O próximo presidente da República, a ser eleito em outubro de 2026, terá a prerrogativa de indicar até 21 ministros para os principais tribunais superiores do país até 2031. No Supremo Tribunal Federal (STF), serão até quatro vagas — 36% da Corte —, incluindo a atualmente aberta pela aposentadoria de Luís Roberto Barroso e as futuras aposentadorias compulsórias de Luiz Fux (2028), Cármen Lúcia (2029) e Gilmar Mendes (2030). A renovação pode alterar significativamente o equilíbrio de forças no Judiciário brasileiro. 

CONTEXTO E HISTÓRICO

A aposentadoria compulsória aos 75 anos gera turnover natural nos tribunais. Nos últimos anos, indicações majoritariamente feitas por governos de esquerda, especialmente Lula, fortaleceram um perfil ativista no STF, com decisões vistas pela direita como interferências excessivas na política, censura e perseguição a conservadores. O próximo governo conservador terá chance histórica de indicar nomes comprometidos com a Constituição, segurança jurídica, liberdade de expressão e combate ao ativismo judicial.

PERSONAGENS E ENVOLVIDOS

  • Próximo Presidente (2026): responsável pelas indicações, com aprovação do Senado.
  • Ministros do STF a se aposentar: Luiz Fux, Cármen Lúcia e Gilmar Mendes (além da vaga de Barroso).
  • Outros tribunais: STJ, TST, STM e TSE, com múltiplas vagas por aposentadorias e fim de mandatos.
  • Senado Federal: instância de sabatina e aprovação das indicações.
  • Direita/Bolsonaristas: principal beneficiária potencial de uma renovação que priorize originalismo constitucional e contenção do Poder Judiciário.

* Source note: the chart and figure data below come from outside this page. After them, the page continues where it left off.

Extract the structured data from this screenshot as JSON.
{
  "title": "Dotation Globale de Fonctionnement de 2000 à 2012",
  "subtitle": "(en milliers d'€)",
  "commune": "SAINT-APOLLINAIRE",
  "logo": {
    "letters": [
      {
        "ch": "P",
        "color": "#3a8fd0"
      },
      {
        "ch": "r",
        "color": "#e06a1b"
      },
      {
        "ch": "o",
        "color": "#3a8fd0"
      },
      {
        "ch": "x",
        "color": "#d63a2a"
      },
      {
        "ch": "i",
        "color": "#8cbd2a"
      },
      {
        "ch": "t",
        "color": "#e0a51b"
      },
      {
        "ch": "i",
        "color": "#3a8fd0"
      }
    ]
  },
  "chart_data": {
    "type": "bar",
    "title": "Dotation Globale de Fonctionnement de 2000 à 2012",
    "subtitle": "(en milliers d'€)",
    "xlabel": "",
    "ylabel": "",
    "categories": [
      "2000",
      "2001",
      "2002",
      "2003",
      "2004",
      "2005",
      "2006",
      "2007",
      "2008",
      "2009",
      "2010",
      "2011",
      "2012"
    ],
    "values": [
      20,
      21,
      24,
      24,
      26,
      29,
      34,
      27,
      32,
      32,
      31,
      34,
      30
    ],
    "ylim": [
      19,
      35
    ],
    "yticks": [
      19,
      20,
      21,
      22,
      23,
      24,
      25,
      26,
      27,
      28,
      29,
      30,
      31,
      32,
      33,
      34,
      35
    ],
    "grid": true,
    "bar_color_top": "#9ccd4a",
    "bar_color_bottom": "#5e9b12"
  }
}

IMPACTOS DIRETOS E INDIRETOS

  • Diretos: renovação de até 36% do STF e dezenas de cadeiras em tribunais que julgam temas políticos, eleitorais e econômicos.
  • Indiretos: influência em julgamentos sobre liberdades individuais, economia, soberania nacional e processos contra opositores do governo Lula/PT. Uma composição mais equilibrada pode frear excessos de Alexandre de Moraes e companhia.

REAÇÕES

A direita vê a oportunidade como fundamental para restaurar o equilíbrio entre Poderes e proteger a democracia contra o que consideram judiciarização da política. Setores ligados ao PT e à esquerda já demonstram preocupação com a possibilidade de um presidente conservador indicar ministros alinhados a valores tradicionais e liberais. Nas redes, o tema ganha força como argumento para a importância da eleição de 2026.

TRATAMENTO DA IMPRENSA

A grande imprensa costuma minimizar o peso das indicações ou enquadrá-las como “renovação natural”, omitindo o viés ideológico das nomeações recentes. Portais conservadores destacam o risco de perpetuação de um STF ativista e a necessidade de o próximo governo escolher com critério nomes técnicos e comprometidos com a lei, não com agendas políticas.

CONSEQUÊNCIAS

A capacidade de indicar 21 ministros representa poder real para moldar o Judiciário por décadas. Para a direita, é chance de avançar pautas como segurança jurídica, combate à corrupção sem lawfare, defesa da família e liberalismo econômico. Para o país, pode significar o fim de um ciclo de decisões vistas como parciais e autoritárias.

POSSÍVEIS DESDOBRAMENTOS

Dependendo do resultado de 2026, o novo presidente pode priorizar indicações que mudem o rumo do STF. O tema deve dominar debates eleitorais, com a direita cobrando compromisso explícito dos candidatos contra o ativismo judicial. Se a esquerda vencer, o aparelhamento tende a continuar.